Nella stagione successiva e negli anni a venire qualcosa si incrinò all’interno della squadra, stessa cosa accadde con i piedi di Andrew. Fitte sempre più forti e insistenti lo costringevano a uscite penose. Provava a giocare col dolore, ma le prestazioni ne risentivano. Fratture da stress, malformazioni congenite. Difficile diagnosi. La medicina di allora non era in grado di dare risposte. All’interno della dirigenza Sixers crescevano dubbi e malumori.
Fu lo stesso proprietario, Harold Katz, a minare la fiducia nel rapporto giocatore-squadra. Toney vuole più soldi, finge per strappare un nuovo contratto. Circolarono voci su presunti abusi di stupefacenti – cosa invero non rara, all’epoca – venne sottoposto a test antidoping, la polveriera esplose. A cinque anni dal suo approdo in NBA a due dal titolo, la carriera di Toney cominciò a deragliare. Alla fine dell’ottavo anno, al compimento dei 30 anni, giunse ad un binario morto.

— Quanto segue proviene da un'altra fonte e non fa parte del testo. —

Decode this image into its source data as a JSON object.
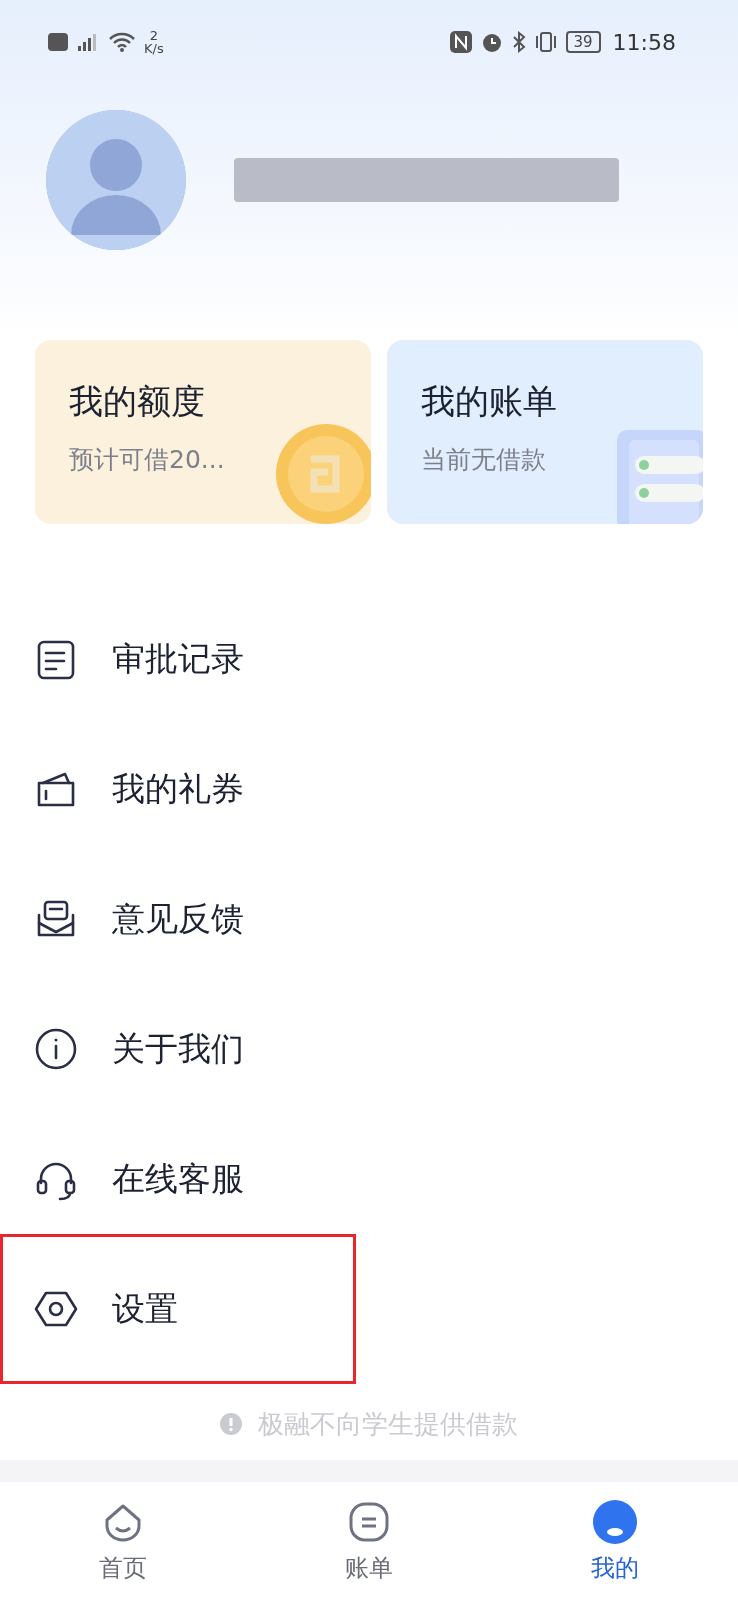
{
  "status_bar": {
    "speed_value": "2",
    "speed_unit": "K/s",
    "battery": "39",
    "time": "11:58"
  },
  "cards": [
    {
      "title": "我的额度",
      "subtitle": "预计可借20...",
      "kind": "coin"
    },
    {
      "title": "我的账单",
      "subtitle": "当前无借款",
      "kind": "bill"
    }
  ],
  "menu": [
    {
      "label": "审批记录",
      "kind": "record",
      "highlighted": false
    },
    {
      "label": "我的礼券",
      "kind": "coupon",
      "highlighted": false
    },
    {
      "label": "意见反馈",
      "kind": "feedback",
      "highlighted": false
    },
    {
      "label": "关于我们",
      "kind": "about",
      "highlighted": false
    },
    {
      "label": "在线客服",
      "kind": "service",
      "highlighted": false
    },
    {
      "label": "设置",
      "kind": "settings",
      "highlighted": true
    }
  ],
  "notice": "极融不向学生提供借款",
  "tabs": [
    {
      "label": "首页",
      "kind": "home",
      "selected": false
    },
    {
      "label": "账单",
      "kind": "bill",
      "selected": false
    },
    {
      "label": "我的",
      "kind": "mine",
      "selected": true
    }
  ]
}
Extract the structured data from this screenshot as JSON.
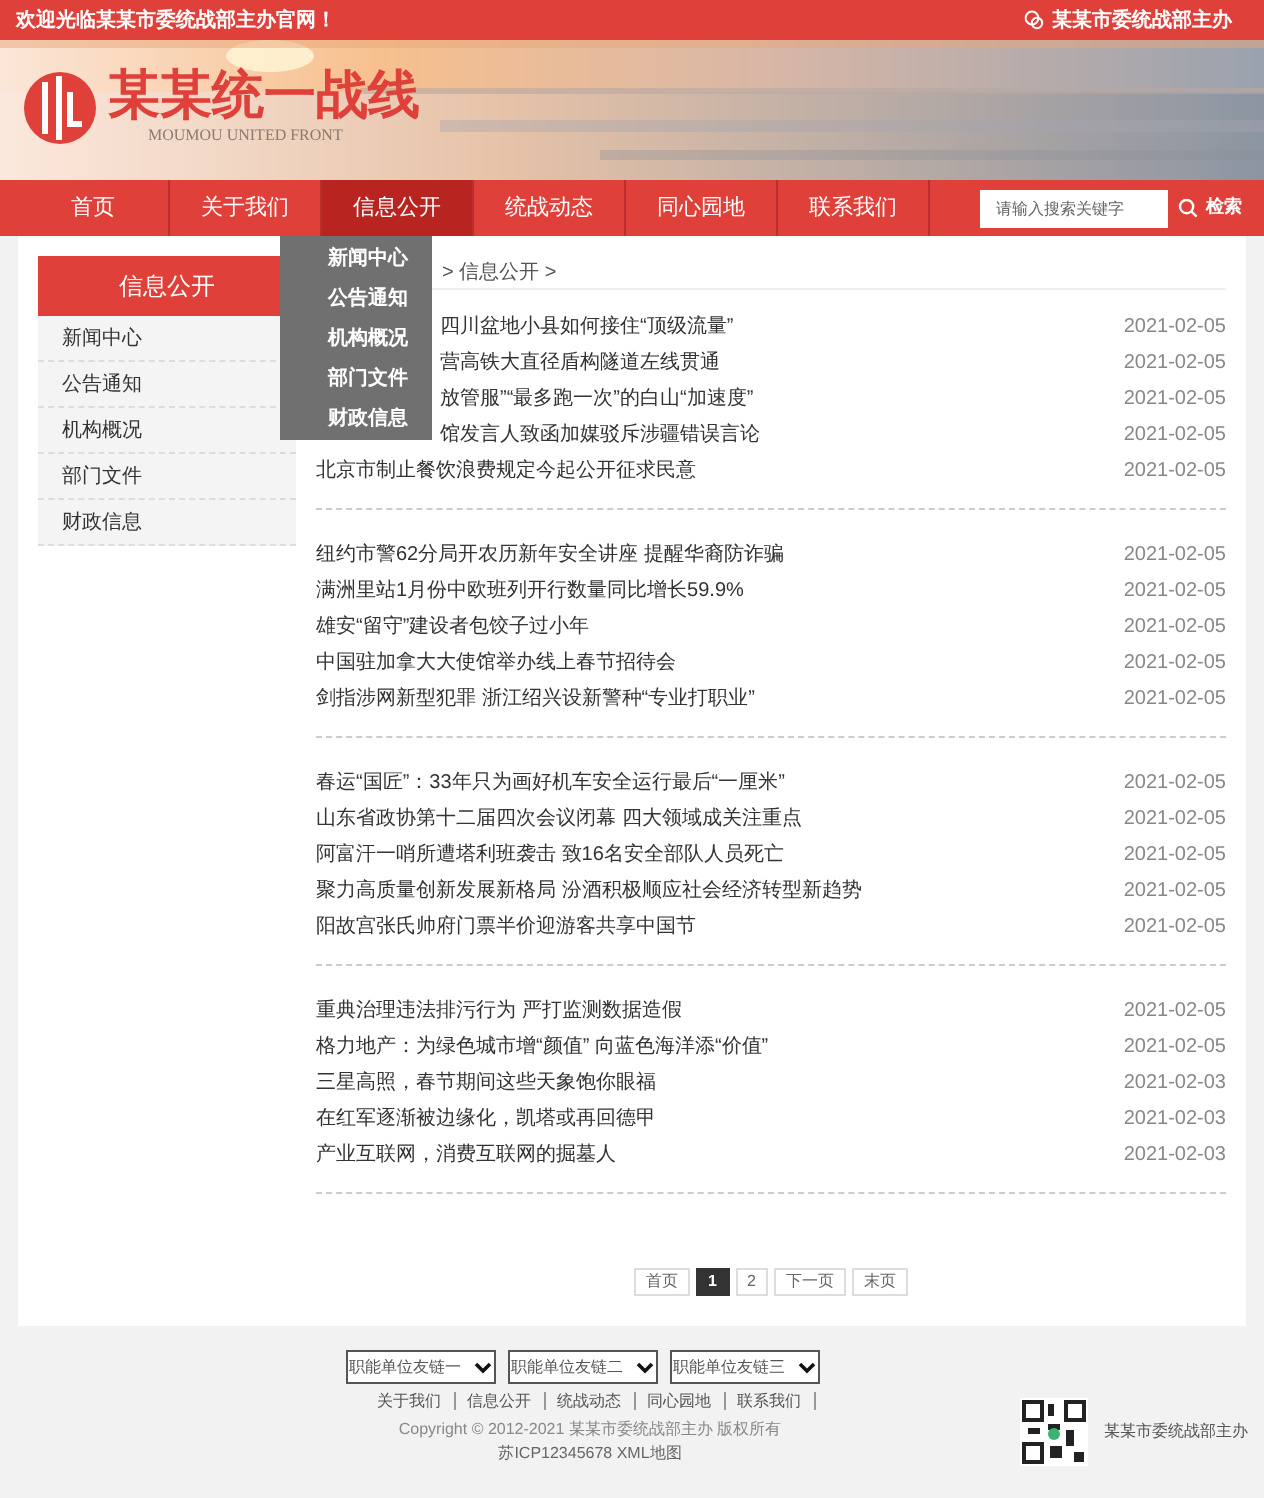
{
  "top_bar": {
    "welcome": "欢迎光临某某市委统战部主办官网！",
    "host": "某某市委统战部主办"
  },
  "logo": {
    "title": "某某统一战线",
    "subtitle": "MOUMOU UNITED FRONT"
  },
  "nav": {
    "items": [
      {
        "label": "首页",
        "selected": false
      },
      {
        "label": "关于我们",
        "selected": false
      },
      {
        "label": "信息公开",
        "selected": true
      },
      {
        "label": "统战动态",
        "selected": false
      },
      {
        "label": "同心园地",
        "selected": false
      },
      {
        "label": "联系我们",
        "selected": false
      }
    ],
    "search": {
      "placeholder": "请输入搜索关键字",
      "button": "检索"
    },
    "dropdown": [
      "新闻中心",
      "公告通知",
      "机构概况",
      "部门文件",
      "财政信息"
    ]
  },
  "sidebar": {
    "title": "信息公开",
    "items": [
      "新闻中心",
      "公告通知",
      "机构概况",
      "部门文件",
      "财政信息"
    ]
  },
  "breadcrumb": "> 信息公开 >",
  "news_groups": [
    [
      {
        "kind": "covered",
        "title": "四川盆地小县如何接住“顶级流量”",
        "date": "2021-02-05"
      },
      {
        "kind": "covered",
        "title": "营高铁大直径盾构隧道左线贯通",
        "date": "2021-02-05"
      },
      {
        "kind": "covered",
        "title": "放管服”“最多跑一次”的白山“加速度”",
        "date": "2021-02-05"
      },
      {
        "kind": "covered",
        "title": "馆发言人致函加媒驳斥涉疆错误言论",
        "date": "2021-02-05"
      },
      {
        "title": "北京市制止餐饮浪费规定今起公开征求民意",
        "date": "2021-02-05"
      }
    ],
    [
      {
        "title": "纽约市警62分局开农历新年安全讲座 提醒华裔防诈骗",
        "date": "2021-02-05"
      },
      {
        "title": "满洲里站1月份中欧班列开行数量同比增长59.9%",
        "date": "2021-02-05"
      },
      {
        "title": "雄安“留守”建设者包饺子过小年",
        "date": "2021-02-05"
      },
      {
        "title": "中国驻加拿大大使馆举办线上春节招待会",
        "date": "2021-02-05"
      },
      {
        "title": "剑指涉网新型犯罪 浙江绍兴设新警种“专业打职业”",
        "date": "2021-02-05"
      }
    ],
    [
      {
        "title": "春运“国匠”：33年只为画好机车安全运行最后“一厘米”",
        "date": "2021-02-05"
      },
      {
        "title": "山东省政协第十二届四次会议闭幕 四大领域成关注重点",
        "date": "2021-02-05"
      },
      {
        "title": "阿富汗一哨所遭塔利班袭击 致16名安全部队人员死亡",
        "date": "2021-02-05"
      },
      {
        "title": "聚力高质量创新发展新格局 汾酒积极顺应社会经济转型新趋势",
        "date": "2021-02-05"
      },
      {
        "title": "阳故宫张氏帅府门票半价迎游客共享中国节",
        "date": "2021-02-05"
      }
    ],
    [
      {
        "title": "重典治理违法排污行为 严打监测数据造假",
        "date": "2021-02-05"
      },
      {
        "title": "格力地产：为绿色城市增“颜值” 向蓝色海洋添“价值”",
        "date": "2021-02-05"
      },
      {
        "title": "三星高照，春节期间这些天象饱你眼福",
        "date": "2021-02-03"
      },
      {
        "title": "在红军逐渐被边缘化，凯塔或再回德甲",
        "date": "2021-02-03"
      },
      {
        "title": "产业互联网，消费互联网的掘墓人",
        "date": "2021-02-03"
      }
    ]
  ],
  "pagination": [
    {
      "label": "首页",
      "selected": false
    },
    {
      "label": "1",
      "selected": true
    },
    {
      "label": "2",
      "selected": false
    },
    {
      "label": "下一页",
      "selected": false
    },
    {
      "label": "末页",
      "selected": false
    }
  ],
  "footer": {
    "selects": [
      "职能单位友链一",
      "职能单位友链二",
      "职能单位友链三"
    ],
    "links": [
      "关于我们",
      "信息公开",
      "统战动态",
      "同心园地",
      "联系我们"
    ],
    "copyright": "Copyright © 2012-2021 某某市委统战部主办 版权所有",
    "icp": "苏ICP12345678 XML地图",
    "host": "某某市委统战部主办"
  }
}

Il veleno sparso sulla coda della relazione con quella che fu la squadra che arrivò all’anello anche grazie a lui, non venne più riassorbito. Andrew uscì dal giro per chiudersi in se stesso. Si rifugiò in Georgia, dove per alcuni anni insegnò in una scuola media.

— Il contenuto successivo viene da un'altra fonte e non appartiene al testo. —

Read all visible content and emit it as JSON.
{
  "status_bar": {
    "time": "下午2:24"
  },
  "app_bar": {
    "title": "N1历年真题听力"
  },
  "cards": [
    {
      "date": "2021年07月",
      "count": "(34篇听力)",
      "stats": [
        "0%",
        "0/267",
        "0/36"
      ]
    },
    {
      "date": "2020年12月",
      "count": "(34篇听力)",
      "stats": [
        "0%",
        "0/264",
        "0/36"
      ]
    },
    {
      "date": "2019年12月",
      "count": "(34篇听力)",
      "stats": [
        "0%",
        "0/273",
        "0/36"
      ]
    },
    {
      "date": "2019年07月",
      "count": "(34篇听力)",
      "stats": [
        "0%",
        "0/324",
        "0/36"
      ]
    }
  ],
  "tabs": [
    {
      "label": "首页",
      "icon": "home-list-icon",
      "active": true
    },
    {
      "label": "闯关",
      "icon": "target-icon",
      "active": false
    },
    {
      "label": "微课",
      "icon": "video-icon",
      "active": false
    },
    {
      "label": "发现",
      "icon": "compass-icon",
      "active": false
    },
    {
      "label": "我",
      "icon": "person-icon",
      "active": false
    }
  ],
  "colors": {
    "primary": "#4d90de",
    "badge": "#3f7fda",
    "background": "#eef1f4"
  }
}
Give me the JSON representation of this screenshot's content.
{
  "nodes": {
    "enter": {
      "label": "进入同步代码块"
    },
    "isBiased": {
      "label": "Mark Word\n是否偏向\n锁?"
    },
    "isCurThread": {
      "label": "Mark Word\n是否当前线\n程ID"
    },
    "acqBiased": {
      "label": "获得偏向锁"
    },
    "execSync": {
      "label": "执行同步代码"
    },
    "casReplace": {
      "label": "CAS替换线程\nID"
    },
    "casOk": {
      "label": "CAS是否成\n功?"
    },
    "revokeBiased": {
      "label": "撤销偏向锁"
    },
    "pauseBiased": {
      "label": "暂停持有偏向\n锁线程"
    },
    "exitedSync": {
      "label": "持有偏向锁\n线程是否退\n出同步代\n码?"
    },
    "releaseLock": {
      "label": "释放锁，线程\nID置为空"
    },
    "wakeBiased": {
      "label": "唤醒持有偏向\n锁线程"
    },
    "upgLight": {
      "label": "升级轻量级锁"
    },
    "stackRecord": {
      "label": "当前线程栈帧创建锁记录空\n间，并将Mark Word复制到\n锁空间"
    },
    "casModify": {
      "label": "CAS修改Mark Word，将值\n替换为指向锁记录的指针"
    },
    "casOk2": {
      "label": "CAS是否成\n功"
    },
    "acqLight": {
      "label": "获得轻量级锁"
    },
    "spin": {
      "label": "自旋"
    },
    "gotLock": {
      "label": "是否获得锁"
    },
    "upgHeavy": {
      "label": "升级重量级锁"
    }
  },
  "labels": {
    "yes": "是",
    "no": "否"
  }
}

Nessuna rimpatriata di vecchie glorie, nessun contatto col mondo del basket, nessun riconoscimento alla carriera. Poi il ghiaccio sembrò sciogliersi. Discrete apparizioni in tribuna ed esplosioni di giubilo all’annuncio del suo nome al Wells Fargo Center. Lui però, rimase ancora ufficialmente contumace. Ma tornerò, fece sapere.
Nel frattempo, il grande Moses e il pirotecnico Darryl ci hanno lasciati, oltre a Doctor J, anche Maurice Cheeks e Bobby Jones, sono giustamente entrati nella Hall of Fame. Lassù dove sventolano le maglie ritirate c’è molto affollamento, ma pure un grande vuoto. Quello non ancora riempito dal 22 di Andrew Toney. Un duro, uno sportivamente cattivo. Un grande della storia dei Sixers.